Governo dos EUA anuncia sobretaxa a partir de 22 de julho, mas isenta itens estratégicos do agronegócio e da indústria; etanol e máquinas agrícolas ficam entre os mais afetados
O governo americano, sob Donald Trump, confirmou a aplicação de uma tarifa adicional de 25% sobre diversos produtos brasileiros. A medida entra em vigor no dia 22 de julho e resulta de uma investigação comercial de cerca de um ano, baseada na Seção 301 da Lei de Comércio de 1974.

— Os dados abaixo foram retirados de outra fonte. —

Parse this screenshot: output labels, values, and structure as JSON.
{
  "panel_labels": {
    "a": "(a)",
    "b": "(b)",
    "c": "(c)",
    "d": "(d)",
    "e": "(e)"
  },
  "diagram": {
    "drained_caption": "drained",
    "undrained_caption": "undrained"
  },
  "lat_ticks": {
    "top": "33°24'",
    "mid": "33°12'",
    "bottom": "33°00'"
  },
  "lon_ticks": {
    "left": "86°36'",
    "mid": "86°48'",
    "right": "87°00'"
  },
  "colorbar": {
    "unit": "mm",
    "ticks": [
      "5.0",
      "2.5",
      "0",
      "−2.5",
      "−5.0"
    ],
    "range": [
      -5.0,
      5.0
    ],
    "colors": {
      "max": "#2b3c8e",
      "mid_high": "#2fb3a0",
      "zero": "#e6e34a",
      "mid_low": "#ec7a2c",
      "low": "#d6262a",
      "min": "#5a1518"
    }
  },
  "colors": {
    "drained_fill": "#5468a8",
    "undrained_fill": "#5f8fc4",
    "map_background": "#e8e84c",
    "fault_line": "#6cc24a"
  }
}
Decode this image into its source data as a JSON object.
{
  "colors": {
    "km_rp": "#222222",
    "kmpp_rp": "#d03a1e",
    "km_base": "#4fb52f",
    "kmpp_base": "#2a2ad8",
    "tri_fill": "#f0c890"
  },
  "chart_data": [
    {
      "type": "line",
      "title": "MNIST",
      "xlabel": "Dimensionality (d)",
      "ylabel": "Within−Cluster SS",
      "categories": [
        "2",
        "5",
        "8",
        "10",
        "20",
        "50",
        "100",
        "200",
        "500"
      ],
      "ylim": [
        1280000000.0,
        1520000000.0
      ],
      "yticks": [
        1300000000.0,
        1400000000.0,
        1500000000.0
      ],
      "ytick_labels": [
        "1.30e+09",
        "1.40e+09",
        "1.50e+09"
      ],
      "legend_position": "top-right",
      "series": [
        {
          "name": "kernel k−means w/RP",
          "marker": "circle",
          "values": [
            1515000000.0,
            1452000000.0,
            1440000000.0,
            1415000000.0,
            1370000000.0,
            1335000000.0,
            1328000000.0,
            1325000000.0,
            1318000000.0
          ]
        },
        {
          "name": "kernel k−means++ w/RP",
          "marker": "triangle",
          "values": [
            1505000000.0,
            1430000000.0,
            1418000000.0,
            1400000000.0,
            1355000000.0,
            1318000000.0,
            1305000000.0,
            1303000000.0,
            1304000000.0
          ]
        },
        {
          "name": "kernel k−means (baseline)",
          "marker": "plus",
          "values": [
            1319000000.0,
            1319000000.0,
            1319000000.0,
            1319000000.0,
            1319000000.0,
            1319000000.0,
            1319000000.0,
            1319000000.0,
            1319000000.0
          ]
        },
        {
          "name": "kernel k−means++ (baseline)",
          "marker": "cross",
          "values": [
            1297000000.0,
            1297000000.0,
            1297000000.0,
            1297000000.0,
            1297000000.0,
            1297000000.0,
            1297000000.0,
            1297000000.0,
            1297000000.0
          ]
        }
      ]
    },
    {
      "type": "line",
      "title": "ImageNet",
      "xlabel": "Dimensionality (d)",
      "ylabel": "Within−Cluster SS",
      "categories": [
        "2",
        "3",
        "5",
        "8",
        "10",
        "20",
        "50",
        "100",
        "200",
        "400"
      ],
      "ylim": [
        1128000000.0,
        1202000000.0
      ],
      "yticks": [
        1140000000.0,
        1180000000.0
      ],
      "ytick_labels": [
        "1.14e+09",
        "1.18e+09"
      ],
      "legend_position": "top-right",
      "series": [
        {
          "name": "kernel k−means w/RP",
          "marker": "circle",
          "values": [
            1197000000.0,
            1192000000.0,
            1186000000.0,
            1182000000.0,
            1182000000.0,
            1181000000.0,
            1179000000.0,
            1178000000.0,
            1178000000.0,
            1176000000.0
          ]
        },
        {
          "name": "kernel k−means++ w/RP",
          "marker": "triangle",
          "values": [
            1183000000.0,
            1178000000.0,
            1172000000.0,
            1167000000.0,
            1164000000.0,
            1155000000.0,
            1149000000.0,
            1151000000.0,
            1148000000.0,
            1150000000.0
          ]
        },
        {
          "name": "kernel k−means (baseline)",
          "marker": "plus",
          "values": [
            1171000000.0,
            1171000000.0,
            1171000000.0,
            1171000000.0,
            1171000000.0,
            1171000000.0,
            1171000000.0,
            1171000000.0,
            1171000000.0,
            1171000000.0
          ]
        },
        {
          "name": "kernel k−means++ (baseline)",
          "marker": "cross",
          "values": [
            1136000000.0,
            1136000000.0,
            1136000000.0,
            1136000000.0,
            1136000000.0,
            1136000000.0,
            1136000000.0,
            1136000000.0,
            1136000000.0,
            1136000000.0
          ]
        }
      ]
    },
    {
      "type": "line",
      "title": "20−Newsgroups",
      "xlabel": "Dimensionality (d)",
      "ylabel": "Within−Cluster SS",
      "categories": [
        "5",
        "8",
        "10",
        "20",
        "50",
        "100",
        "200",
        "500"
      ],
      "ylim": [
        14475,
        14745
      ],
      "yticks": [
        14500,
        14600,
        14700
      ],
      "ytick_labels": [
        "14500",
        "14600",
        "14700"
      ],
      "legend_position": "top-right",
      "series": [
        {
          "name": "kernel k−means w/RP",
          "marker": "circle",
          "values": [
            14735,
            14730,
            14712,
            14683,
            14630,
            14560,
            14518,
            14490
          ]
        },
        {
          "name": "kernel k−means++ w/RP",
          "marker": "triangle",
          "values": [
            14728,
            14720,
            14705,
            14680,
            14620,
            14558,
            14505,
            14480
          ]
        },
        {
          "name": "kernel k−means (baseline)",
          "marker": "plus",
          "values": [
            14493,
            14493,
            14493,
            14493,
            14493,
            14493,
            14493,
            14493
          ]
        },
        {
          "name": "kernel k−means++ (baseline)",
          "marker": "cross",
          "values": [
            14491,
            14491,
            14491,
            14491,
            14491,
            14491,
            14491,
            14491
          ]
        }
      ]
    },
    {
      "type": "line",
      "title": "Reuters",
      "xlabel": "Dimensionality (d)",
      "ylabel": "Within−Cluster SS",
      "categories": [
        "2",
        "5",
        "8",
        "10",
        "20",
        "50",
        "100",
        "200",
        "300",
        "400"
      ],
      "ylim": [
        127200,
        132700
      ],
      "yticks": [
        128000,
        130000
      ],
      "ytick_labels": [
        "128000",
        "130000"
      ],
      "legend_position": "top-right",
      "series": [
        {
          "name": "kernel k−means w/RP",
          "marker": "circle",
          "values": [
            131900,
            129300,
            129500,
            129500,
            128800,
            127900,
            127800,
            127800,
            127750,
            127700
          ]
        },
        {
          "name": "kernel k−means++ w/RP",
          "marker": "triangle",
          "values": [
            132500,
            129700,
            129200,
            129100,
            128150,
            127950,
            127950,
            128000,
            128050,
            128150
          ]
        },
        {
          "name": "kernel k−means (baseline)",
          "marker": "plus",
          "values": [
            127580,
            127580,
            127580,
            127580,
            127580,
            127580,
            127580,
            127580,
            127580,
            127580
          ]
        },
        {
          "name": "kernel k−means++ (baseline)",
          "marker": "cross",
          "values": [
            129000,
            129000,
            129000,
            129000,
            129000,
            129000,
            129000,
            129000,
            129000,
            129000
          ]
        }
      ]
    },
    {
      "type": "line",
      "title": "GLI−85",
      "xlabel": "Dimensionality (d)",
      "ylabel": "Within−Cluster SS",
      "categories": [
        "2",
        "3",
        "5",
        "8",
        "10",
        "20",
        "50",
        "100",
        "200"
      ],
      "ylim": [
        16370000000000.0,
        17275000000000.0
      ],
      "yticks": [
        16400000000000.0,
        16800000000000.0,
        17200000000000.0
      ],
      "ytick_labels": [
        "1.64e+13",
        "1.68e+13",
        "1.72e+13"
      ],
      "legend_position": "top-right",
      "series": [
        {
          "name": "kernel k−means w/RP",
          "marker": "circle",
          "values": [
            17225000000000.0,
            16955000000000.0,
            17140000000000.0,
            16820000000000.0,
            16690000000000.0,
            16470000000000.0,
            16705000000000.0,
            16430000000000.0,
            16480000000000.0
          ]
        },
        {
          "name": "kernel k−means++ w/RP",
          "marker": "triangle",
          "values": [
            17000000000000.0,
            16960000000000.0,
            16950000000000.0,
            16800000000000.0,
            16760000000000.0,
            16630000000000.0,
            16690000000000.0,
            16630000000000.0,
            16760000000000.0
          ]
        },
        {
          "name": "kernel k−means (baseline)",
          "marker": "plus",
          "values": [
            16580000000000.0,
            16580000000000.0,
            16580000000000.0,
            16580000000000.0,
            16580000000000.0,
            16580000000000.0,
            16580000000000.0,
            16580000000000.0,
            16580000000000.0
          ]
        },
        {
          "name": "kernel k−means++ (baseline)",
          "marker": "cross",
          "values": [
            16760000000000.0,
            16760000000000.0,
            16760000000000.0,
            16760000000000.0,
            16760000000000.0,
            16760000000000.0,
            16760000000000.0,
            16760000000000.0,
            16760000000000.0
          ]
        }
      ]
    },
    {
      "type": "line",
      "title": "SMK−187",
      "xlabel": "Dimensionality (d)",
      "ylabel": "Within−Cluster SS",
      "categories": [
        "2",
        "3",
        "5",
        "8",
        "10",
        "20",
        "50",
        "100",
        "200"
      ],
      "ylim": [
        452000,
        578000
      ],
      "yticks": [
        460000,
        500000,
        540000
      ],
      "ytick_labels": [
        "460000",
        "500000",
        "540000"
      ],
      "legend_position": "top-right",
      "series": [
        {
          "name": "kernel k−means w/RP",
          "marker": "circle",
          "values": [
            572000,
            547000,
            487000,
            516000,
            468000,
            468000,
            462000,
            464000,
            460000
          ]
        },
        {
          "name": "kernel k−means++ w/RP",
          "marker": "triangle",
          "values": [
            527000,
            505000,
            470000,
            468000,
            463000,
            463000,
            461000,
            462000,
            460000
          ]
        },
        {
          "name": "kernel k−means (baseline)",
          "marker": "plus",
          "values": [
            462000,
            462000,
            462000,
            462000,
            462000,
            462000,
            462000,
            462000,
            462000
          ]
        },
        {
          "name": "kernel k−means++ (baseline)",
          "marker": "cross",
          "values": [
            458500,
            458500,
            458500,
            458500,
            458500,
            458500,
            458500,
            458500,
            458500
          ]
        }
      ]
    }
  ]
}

O argumento é que o Brasil adota práticas que restringem o comércio, incluindo questões como o PIX, etanol e desmatamento. Apesar da sobretaxa, uma extensa lista de exceções protege setores importantes da economia brasileira, especialmente no agronegócio. Produtos como café, carne bovina, petróleo, aeronaves e celulose não serão atingidos pela nova cobrança.
Principais produtos isentos da tarifa extra
Carnes e produtos de origem animal:
- Carne bovina (fresca, refrigerada, congelada, cortes com ou sem osso, processados).
- Miudezas bovinas (línguas, fígados).
- Pescados como tilápia, atum, lagosta e outros crustáceos.
- Mel orgânico certificado.
Produtos vegetais, frutas e bebidas:
- Café (em grão, torrado, solúvel) e derivados.
- Frutas tropicais (bananas, mangas, abacaxis, abacates, goiabas, cocos, castanhas).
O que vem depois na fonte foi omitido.